Messiah’s story has some interesting elements and fresh takes to be enjoyed. Integrating things like social media influence (and it’s ability to divide opinions) without feeling forced or corny, the 24-hour ‘everything is breaking news’ cycle and how dangerous it can be to fall for ‘mass-media fear’, and the age-old argument, which religion is ultimately right? These bold inclusions make Messiah feel like it has the potential to be an impactful and possibly controversial show.
The show does a great job of keeping the audience guessing as to whether Al-Masih is all he says he is. There are many events that will have you questioning the legitimacy of his miracles, and then we will get up close intimate scenes that will have you second guessing: “wait… he’s actually doing that?”
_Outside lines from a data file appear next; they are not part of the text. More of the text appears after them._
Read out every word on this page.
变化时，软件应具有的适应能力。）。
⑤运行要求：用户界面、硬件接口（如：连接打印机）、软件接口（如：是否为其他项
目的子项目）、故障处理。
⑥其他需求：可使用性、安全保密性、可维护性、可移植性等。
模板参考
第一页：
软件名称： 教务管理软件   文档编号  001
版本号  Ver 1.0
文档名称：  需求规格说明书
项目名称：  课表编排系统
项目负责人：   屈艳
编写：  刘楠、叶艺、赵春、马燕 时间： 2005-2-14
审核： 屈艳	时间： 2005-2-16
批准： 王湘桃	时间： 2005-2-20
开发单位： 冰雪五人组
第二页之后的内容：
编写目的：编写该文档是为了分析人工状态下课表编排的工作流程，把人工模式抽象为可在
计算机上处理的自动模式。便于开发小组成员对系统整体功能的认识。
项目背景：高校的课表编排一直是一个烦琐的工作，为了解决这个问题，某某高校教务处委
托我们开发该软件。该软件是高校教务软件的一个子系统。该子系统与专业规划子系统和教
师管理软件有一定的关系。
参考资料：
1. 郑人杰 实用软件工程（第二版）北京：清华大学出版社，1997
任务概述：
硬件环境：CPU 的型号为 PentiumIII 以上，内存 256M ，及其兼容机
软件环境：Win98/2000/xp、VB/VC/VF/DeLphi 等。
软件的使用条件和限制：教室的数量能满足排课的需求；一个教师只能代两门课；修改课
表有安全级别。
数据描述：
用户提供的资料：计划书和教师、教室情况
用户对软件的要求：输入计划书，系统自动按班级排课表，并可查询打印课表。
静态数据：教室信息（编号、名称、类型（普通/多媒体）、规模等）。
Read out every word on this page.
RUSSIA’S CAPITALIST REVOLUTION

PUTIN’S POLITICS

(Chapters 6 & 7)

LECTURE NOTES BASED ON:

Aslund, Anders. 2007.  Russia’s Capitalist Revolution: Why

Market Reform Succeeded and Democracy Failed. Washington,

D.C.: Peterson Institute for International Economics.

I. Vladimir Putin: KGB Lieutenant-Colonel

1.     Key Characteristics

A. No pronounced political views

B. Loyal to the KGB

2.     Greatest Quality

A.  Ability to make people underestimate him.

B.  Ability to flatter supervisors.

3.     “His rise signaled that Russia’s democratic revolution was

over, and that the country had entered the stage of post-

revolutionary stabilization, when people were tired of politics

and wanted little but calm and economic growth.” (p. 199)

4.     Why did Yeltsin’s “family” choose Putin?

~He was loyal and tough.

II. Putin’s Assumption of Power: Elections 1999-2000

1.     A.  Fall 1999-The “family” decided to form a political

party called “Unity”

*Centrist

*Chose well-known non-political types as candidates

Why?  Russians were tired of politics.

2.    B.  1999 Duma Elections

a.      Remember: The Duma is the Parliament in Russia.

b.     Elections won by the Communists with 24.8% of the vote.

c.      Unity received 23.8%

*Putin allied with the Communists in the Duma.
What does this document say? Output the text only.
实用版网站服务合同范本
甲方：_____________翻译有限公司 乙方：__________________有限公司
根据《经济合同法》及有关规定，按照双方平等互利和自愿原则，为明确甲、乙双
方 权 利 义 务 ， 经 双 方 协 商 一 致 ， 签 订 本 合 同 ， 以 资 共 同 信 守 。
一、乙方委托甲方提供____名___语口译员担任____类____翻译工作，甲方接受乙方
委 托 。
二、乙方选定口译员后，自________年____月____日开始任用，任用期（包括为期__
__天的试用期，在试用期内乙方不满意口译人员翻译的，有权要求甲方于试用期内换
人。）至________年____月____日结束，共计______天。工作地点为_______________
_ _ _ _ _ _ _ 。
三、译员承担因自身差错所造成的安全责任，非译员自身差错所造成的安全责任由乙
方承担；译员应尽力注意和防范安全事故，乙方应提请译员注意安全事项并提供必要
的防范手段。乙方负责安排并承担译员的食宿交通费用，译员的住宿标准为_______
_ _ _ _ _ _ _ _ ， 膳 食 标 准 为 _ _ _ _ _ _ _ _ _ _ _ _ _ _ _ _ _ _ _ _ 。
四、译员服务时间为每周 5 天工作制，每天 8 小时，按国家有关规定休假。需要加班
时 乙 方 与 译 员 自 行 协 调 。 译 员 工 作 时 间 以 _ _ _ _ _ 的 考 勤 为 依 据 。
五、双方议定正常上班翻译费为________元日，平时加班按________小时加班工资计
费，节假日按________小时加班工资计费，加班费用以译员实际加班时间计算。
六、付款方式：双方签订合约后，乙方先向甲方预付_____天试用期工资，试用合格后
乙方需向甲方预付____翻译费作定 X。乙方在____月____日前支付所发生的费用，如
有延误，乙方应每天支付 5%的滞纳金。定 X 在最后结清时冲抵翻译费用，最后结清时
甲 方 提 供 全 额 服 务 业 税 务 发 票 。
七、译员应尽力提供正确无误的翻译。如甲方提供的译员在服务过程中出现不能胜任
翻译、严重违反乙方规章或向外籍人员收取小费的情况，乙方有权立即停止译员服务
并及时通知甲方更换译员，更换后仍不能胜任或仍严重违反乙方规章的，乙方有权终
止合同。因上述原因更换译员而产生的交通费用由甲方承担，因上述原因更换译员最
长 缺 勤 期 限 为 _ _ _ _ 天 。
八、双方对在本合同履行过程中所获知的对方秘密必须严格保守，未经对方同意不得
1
Messiah does take a hot minute to start its engine. Its slow burn is appreciated though. Throughout at least the first three episodes; we are introduced to a lot of characters and their back stories. Which at first, seem unimportant but the writers do a reasonably good job of making most of the characters incredibly important to the climax of this season, in which the intensity of the final 2 episodes increases dramatically!
Messiah isn’t necessarily ground-breaking TV, but it introduces enough fresh takes on its subject matter to keep you interested and isn’t afraid to take it’s time to build up it’s characters and world for you to stay invested.
Messiah is streaming on Netflix from January 1 2020.
Review by Nick L’Barrow.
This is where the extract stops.